Now her mood swings are more like energy swings. "In late summer, I'm very zippy, then November comes and I slow down," she says. She keeps the muse in check so she can produce higher-quality writing, which has included 11 reviews and editorials, contributions to nine scientific articles, lyrics to a contemporary organ work, and three books.

Discovering "Naturals": Ognjen Amidzic

His Story: Ognjen Amidzic was born in Sarajevo, where chess is a national pastime. He became obsessed early on. "My mother wanted me to play piano, but chess interested me much more," he says. With the full support of his family and enormous personal motivation—he'd stay up entire nights analyzing chess positions—success came quickly. In his first local tournament, he finished in the top three in his age group. His long-term goal: to become a grandmaster. At age 19, he moved to Russia to attend university and train with the best players in the world.

There, he hit a wall. "I had huge problems playing those guys," he says. "I'd lose a lot of games and end up looking for a draw just to save myself." He sought out better coaches, but soon realized that while he could increase his knowledge, he'd reached the limit of his understanding. The losses piled up, with the final straw occurring during a tournament in Switzerland in 1993. Amidzic was in a strong position against his opponent, "Mr. Nobody, an amateur who liked to play chess," he says. "I thought, If I'm not able to do this now, this is the end." He lost the game and the tournament, and gave up competitive chess forever. What followed was a difficult period as Amidzic tried to figure out what had gone so wrong.

His Research: "I knew there must be some difference beyond training and motivation," he says, and he started his inquiry while working under two professors at the University of Konstanz in Germany. He brought in top chess players, buddies from his previous life, and used magnetoencephalography (which measured the magnetic fields produced by electrical activity in their heads) to understand which parts of their brains they used the most while playing. "After some time, I found the difference," he says.

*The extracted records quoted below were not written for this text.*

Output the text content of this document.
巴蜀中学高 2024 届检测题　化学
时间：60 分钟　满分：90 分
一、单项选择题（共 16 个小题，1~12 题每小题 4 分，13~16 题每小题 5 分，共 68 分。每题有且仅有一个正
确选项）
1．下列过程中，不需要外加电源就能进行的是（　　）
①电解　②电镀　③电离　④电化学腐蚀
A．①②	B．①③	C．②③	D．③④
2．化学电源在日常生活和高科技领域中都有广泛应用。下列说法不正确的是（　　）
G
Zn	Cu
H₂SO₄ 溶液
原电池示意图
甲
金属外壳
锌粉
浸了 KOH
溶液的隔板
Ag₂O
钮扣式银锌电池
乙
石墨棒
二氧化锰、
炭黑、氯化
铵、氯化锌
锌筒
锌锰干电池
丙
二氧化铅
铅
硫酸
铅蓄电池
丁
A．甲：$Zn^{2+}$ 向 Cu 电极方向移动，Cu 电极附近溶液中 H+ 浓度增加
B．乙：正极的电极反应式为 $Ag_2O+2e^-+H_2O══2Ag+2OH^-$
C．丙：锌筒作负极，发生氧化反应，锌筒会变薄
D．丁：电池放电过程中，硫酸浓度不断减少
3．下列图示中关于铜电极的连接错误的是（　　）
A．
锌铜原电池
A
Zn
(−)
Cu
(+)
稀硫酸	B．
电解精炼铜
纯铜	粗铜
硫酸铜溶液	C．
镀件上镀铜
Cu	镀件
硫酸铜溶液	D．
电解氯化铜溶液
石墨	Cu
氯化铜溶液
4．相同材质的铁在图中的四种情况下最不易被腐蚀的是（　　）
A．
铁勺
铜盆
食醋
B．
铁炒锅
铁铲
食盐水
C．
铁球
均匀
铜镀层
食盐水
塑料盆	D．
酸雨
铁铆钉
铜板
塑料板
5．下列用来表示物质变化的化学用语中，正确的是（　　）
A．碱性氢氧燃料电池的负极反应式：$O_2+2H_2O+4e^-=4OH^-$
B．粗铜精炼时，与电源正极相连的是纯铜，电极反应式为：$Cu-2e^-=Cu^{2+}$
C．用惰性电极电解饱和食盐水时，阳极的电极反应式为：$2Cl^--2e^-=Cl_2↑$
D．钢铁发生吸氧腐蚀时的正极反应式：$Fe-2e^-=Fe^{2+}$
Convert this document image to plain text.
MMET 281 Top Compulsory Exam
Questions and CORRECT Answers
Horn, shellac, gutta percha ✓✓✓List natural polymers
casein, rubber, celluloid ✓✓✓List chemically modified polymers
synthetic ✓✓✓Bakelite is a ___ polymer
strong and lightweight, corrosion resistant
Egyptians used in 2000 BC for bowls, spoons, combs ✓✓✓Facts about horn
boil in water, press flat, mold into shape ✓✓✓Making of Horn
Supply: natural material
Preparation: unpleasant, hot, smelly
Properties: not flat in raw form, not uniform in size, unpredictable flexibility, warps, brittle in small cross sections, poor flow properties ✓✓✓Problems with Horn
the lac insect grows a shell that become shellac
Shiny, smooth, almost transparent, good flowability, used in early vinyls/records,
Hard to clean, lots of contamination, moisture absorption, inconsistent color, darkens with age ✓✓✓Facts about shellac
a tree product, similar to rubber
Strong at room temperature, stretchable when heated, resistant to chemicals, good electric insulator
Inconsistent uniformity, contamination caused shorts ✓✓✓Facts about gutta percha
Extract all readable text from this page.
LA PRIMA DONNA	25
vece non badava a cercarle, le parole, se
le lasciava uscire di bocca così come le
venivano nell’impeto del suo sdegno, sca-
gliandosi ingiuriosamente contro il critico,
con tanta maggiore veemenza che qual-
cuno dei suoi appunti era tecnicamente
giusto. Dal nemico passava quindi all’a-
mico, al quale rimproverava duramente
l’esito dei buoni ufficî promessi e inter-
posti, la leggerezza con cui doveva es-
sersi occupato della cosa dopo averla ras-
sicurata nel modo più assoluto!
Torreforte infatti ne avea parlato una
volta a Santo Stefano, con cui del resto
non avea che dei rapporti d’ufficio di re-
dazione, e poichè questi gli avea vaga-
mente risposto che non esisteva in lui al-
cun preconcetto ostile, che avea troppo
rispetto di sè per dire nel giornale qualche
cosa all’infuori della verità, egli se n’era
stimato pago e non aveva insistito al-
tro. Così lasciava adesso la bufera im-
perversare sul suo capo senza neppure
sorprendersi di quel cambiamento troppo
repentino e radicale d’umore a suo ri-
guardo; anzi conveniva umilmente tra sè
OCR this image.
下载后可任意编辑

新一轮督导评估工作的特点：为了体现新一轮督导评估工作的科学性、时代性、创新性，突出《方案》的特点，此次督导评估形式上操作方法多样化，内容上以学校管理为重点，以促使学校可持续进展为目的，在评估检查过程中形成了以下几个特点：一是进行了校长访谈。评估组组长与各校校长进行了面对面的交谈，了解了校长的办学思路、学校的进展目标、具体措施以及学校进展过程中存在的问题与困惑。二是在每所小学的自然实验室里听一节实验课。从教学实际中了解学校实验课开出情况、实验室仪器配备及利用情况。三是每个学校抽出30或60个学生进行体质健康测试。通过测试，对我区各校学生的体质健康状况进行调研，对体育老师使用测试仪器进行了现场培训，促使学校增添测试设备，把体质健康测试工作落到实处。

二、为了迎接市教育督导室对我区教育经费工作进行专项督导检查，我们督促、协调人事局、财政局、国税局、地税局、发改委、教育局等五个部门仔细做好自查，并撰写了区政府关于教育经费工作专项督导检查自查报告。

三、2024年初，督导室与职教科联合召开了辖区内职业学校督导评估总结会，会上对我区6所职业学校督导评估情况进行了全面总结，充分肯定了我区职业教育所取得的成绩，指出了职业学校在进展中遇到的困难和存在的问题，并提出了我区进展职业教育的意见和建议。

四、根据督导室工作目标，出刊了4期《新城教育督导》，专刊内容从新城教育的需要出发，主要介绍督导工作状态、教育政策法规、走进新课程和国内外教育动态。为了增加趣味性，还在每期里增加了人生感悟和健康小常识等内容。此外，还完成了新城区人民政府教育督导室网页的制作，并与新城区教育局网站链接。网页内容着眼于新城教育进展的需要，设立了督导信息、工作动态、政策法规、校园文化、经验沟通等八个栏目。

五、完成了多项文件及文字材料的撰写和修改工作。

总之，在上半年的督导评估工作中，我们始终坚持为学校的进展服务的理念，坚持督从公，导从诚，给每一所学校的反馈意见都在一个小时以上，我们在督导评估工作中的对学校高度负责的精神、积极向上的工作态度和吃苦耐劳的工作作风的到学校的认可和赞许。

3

The game's grandmasters relied heavily on the frontal and parietal areas and much less on the temporal lobe; their breakdown was about 80/20. "We speculated that they were better able to store chunks of information (such as patterns or strategies) in their long-term memory while they were playing," says Amidzic, and then effortlessly shift it into their working memory.

The brain ratios did not change over time, despite additional training and tournaments. "I'm currently testing children to see if the proportion is established in childhood," he says. He's also studying young athletes; Amidzic is now in Brazil examining the cognitive abilities of would-be soccer stars. "At the very highest level, you must really understand and anticipate the game," he explains. The tests he has developed are available for a fee at his private research lab in Switzerland; they purportedly allow any aspiring chess player or volleyball star to gauge his chances of making it to the top.

His Insight: When Amidzic tested his brain function, he found that his own frontal/temporal proportion was 50/50. "I was able to create some long-term memories while playing, but not enough," he says. Had he known that earlier, he could have spared himself the enduring frustration of a lifelong dream denied. At least, he says, "I can keep other children from spending five or seven years training for something they won't be able to succeed in." He hopes to refine his tests further so they can point out where people's top talents lie. "I'm 100 percent focused on solving the problem that got me here," he says. As for chess itself, he has finally started playing again after a long hiatus, often on the computer and even in the occasional tournament. But now, he says, "it's just for fun."